Again... Our policy is: Every square foot of this planet belongs to us, so if we put it all under cultivation, then all our competitors are just plain out of luck and will have to become extinct. Our policy is to deny our competitors access to all the food in the world, and that's something no other species does."

"Bees will deny you access to what's inside their hive in the apple tree, but they won't deny you access to the apples."

"That's right."

"Good. And you say there's a fourth thing the Takers do that is never done in the wild, as you call it."

"Yes. In the wild, the lion kills a gazelle and eats it. It doesn't kill a second gazelle to save for tomorrow. The deer eats the grass that's there. It doesn't cut the grass down and save it for the winter. But these are things the Takers do."

"You seem less certain about this one."

"Yes, I am less certain. There are species that store food, like bees, but most don't."

"In this case, you've missed the obvious. Every living creature stores food. Most simply store it in their bodies, the way lions and deer and people do. For others, this would be inadequate to their adaptations, and they must store food externally as well."

"Yes, I see."

"There's no prohibition against food storage as such. There couldn't be, because that's what makes the whole system work: the green plants store food for the plant eaters, the plant eaters store food for the predators, and so on."

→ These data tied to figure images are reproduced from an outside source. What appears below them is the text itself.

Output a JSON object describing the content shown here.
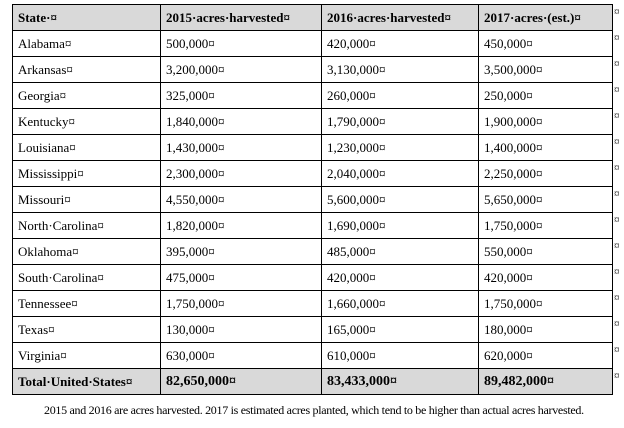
{
  "table": {
    "header": [
      "State·¤",
      "2015·acres·harvested¤",
      "2016·acres·harvested¤",
      "2017·acres·(est.)¤"
    ],
    "rows": [
      [
        "Alabama¤",
        "500,000¤",
        "420,000¤",
        "450,000¤"
      ],
      [
        "Arkansas¤",
        "3,200,000¤",
        "3,130,000¤",
        "3,500,000¤"
      ],
      [
        "Georgia¤",
        "325,000¤",
        "260,000¤",
        "250,000¤"
      ],
      [
        "Kentucky¤",
        "1,840,000¤",
        "1,790,000¤",
        "1,900,000¤"
      ],
      [
        "Louisiana¤",
        "1,430,000¤",
        "1,230,000¤",
        "1,400,000¤"
      ],
      [
        "Mississippi¤",
        "2,300,000¤",
        "2,040,000¤",
        "2,250,000¤"
      ],
      [
        "Missouri¤",
        "4,550,000¤",
        "5,600,000¤",
        "5,650,000¤"
      ],
      [
        "North·Carolina¤",
        "1,820,000¤",
        "1,690,000¤",
        "1,750,000¤"
      ],
      [
        "Oklahoma¤",
        "395,000¤",
        "485,000¤",
        "550,000¤"
      ],
      [
        "South·Carolina¤",
        "475,000¤",
        "420,000¤",
        "420,000¤"
      ],
      [
        "Tennessee¤",
        "1,750,000¤",
        "1,660,000¤",
        "1,750,000¤"
      ],
      [
        "Texas¤",
        "130,000¤",
        "165,000¤",
        "180,000¤"
      ],
      [
        "Virginia¤",
        "630,000¤",
        "610,000¤",
        "620,000¤"
      ]
    ],
    "total": [
      "Total·United·States¤",
      "82,650,000¤",
      "83,433,000¤",
      "89,482,000¤"
    ],
    "row_end_mark": "¤"
  },
  "footnote": "2015 and 2016 are acres harvested. 2017 is estimated acres planted, which tend to be higher than actual acres harvested."
}
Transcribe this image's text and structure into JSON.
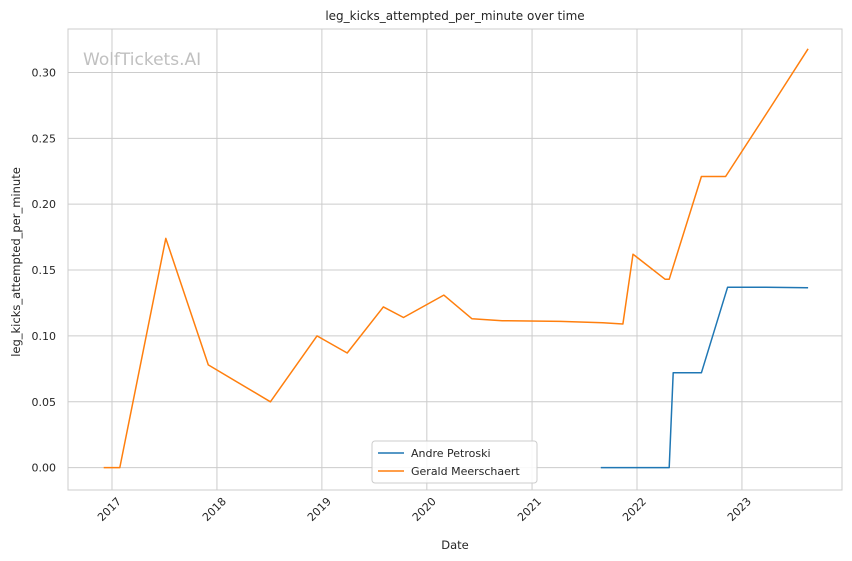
{
  "chart_data": {
    "type": "line",
    "title": "leg_kicks_attempted_per_minute over time",
    "xlabel": "Date",
    "ylabel": "leg_kicks_attempted_per_minute",
    "watermark": "WolfTickets.AI",
    "x_ticks": [
      "2017",
      "2018",
      "2019",
      "2020",
      "2021",
      "2022",
      "2023"
    ],
    "y_ticks": [
      "0.00",
      "0.05",
      "0.10",
      "0.15",
      "0.20",
      "0.25",
      "0.30"
    ],
    "xlim": [
      "2016-08-01",
      "2023-12-15"
    ],
    "ylim": [
      -0.017,
      0.333
    ],
    "grid": true,
    "legend_position": "bottom-center",
    "series": [
      {
        "name": "Andre Petroski",
        "color": "#1f77b4",
        "points": [
          [
            "2021-08-28",
            0.0
          ],
          [
            "2022-04-23",
            0.0
          ],
          [
            "2022-05-07",
            0.072
          ],
          [
            "2022-08-13",
            0.072
          ],
          [
            "2022-11-12",
            0.137
          ],
          [
            "2023-03-25",
            0.137
          ],
          [
            "2023-08-19",
            0.1365
          ]
        ]
      },
      {
        "name": "Gerald Meerschaert",
        "color": "#ff7f0e",
        "points": [
          [
            "2016-12-03",
            0.0
          ],
          [
            "2017-01-28",
            0.0
          ],
          [
            "2017-07-07",
            0.174
          ],
          [
            "2017-12-02",
            0.078
          ],
          [
            "2018-07-06",
            0.05
          ],
          [
            "2018-12-15",
            0.1
          ],
          [
            "2019-03-30",
            0.087
          ],
          [
            "2019-08-03",
            0.122
          ],
          [
            "2019-10-12",
            0.114
          ],
          [
            "2020-02-29",
            0.131
          ],
          [
            "2020-06-06",
            0.113
          ],
          [
            "2020-09-19",
            0.1115
          ],
          [
            "2021-04-10",
            0.111
          ],
          [
            "2021-09-04",
            0.11
          ],
          [
            "2021-11-13",
            0.109
          ],
          [
            "2021-12-18",
            0.162
          ],
          [
            "2022-04-09",
            0.143
          ],
          [
            "2022-04-23",
            0.143
          ],
          [
            "2022-08-13",
            0.221
          ],
          [
            "2022-11-05",
            0.221
          ],
          [
            "2023-04-15",
            0.275
          ],
          [
            "2023-08-19",
            0.318
          ]
        ]
      }
    ]
  }
}
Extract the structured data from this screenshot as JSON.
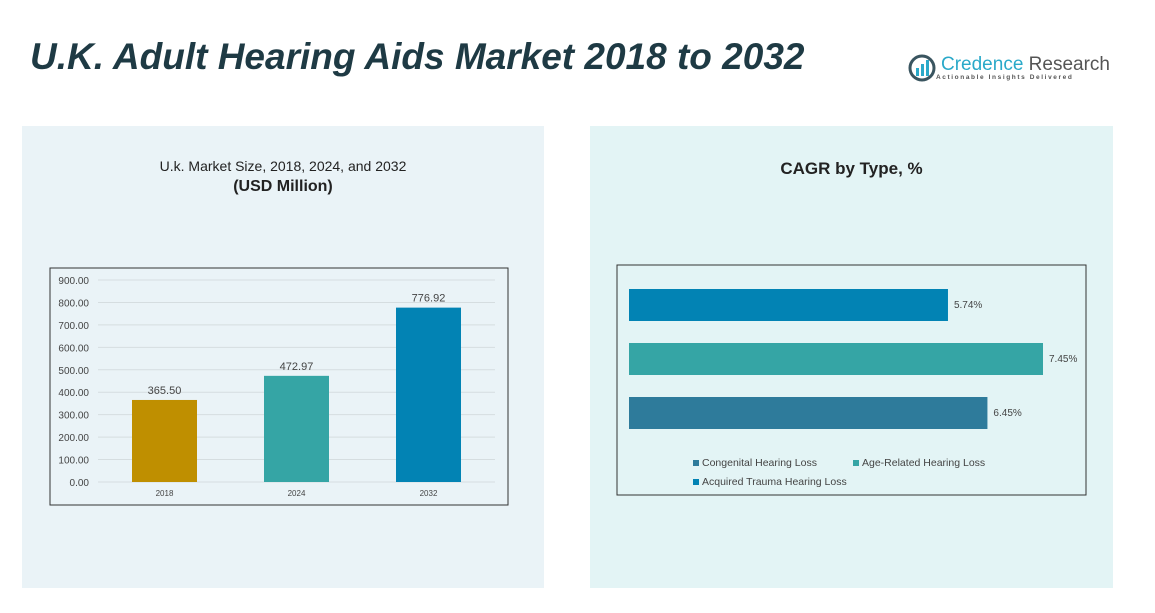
{
  "title": "U.K. Adult Hearing Aids Market 2018 to 2032",
  "logo": {
    "name_a": "Credence",
    "name_b": "Research",
    "tagline": "Actionable Insights Delivered"
  },
  "chart_data": [
    {
      "type": "bar",
      "title": "U.k. Market Size, 2018, 2024, and 2032",
      "subtitle": "(USD Million)",
      "categories": [
        "2018",
        "2024",
        "2032"
      ],
      "values": [
        365.5,
        472.97,
        776.92
      ],
      "labels": [
        "365.50",
        "472.97",
        "776.92"
      ],
      "colors": [
        "#bf8f00",
        "#35a5a5",
        "#0283b4"
      ],
      "yticks": [
        "0.00",
        "100.00",
        "200.00",
        "300.00",
        "400.00",
        "500.00",
        "600.00",
        "700.00",
        "800.00",
        "900.00"
      ],
      "ylim": [
        0,
        900
      ],
      "grid": true
    },
    {
      "type": "bar",
      "orientation": "horizontal",
      "title": "CAGR by Type, %",
      "series": [
        {
          "name": "Acquired Trauma Hearing Loss",
          "value": 5.74,
          "label": "5.74%",
          "color": "#0283b4"
        },
        {
          "name": "Age-Related Hearing Loss",
          "value": 7.45,
          "label": "7.45%",
          "color": "#35a5a5"
        },
        {
          "name": "Congenital Hearing Loss",
          "value": 6.45,
          "label": "6.45%",
          "color": "#2e7b9b"
        }
      ],
      "legend": [
        "Congenital Hearing Loss",
        "Age-Related Hearing Loss",
        "Acquired Trauma Hearing Loss"
      ],
      "legend_position": "bottom"
    }
  ]
}
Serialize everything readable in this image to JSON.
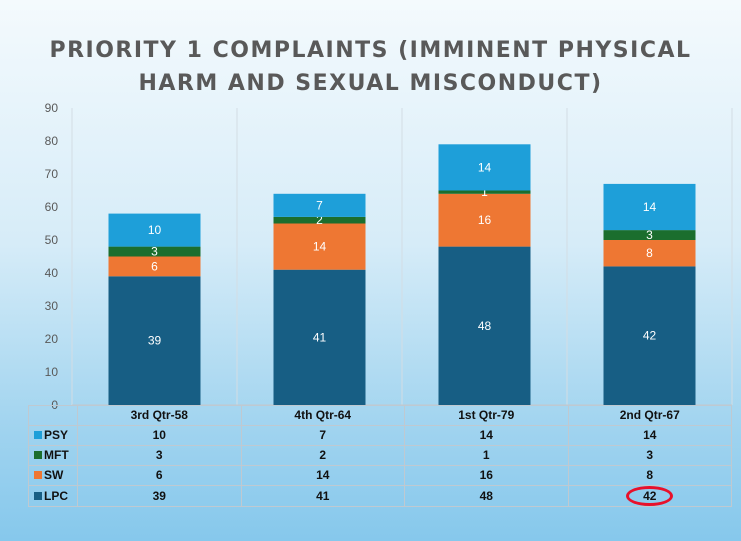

"True. I hadn't thought of it that way."

"Is there anything else the Takers do that is never done in the rest of the community of life?"

"Not that I can see. Not that seems relevant to what makes that community work."

The rest of the chapter expands on these ideas in a fascinating way, but I don't feel like typing it all. Anyway, what I was referring to was the desire to exterminate other life for no reason except that it might someday be a competitive threat. If anything can be called "evil", that seems like a good candidate for the root cause.

Maybe in a way, you're right though. Loaded terms like "evil" are very open to subjective definition, and as such, it probably is more useful to talk in more specific language. We could approach it from the perspective that the universe containes no "evil" per se, only various forces pushing and pulling this way and that. Even child rape is merely the product of many molecules and electrons bouncing off of one another. Evil is nothing but an arbitrary mental construct.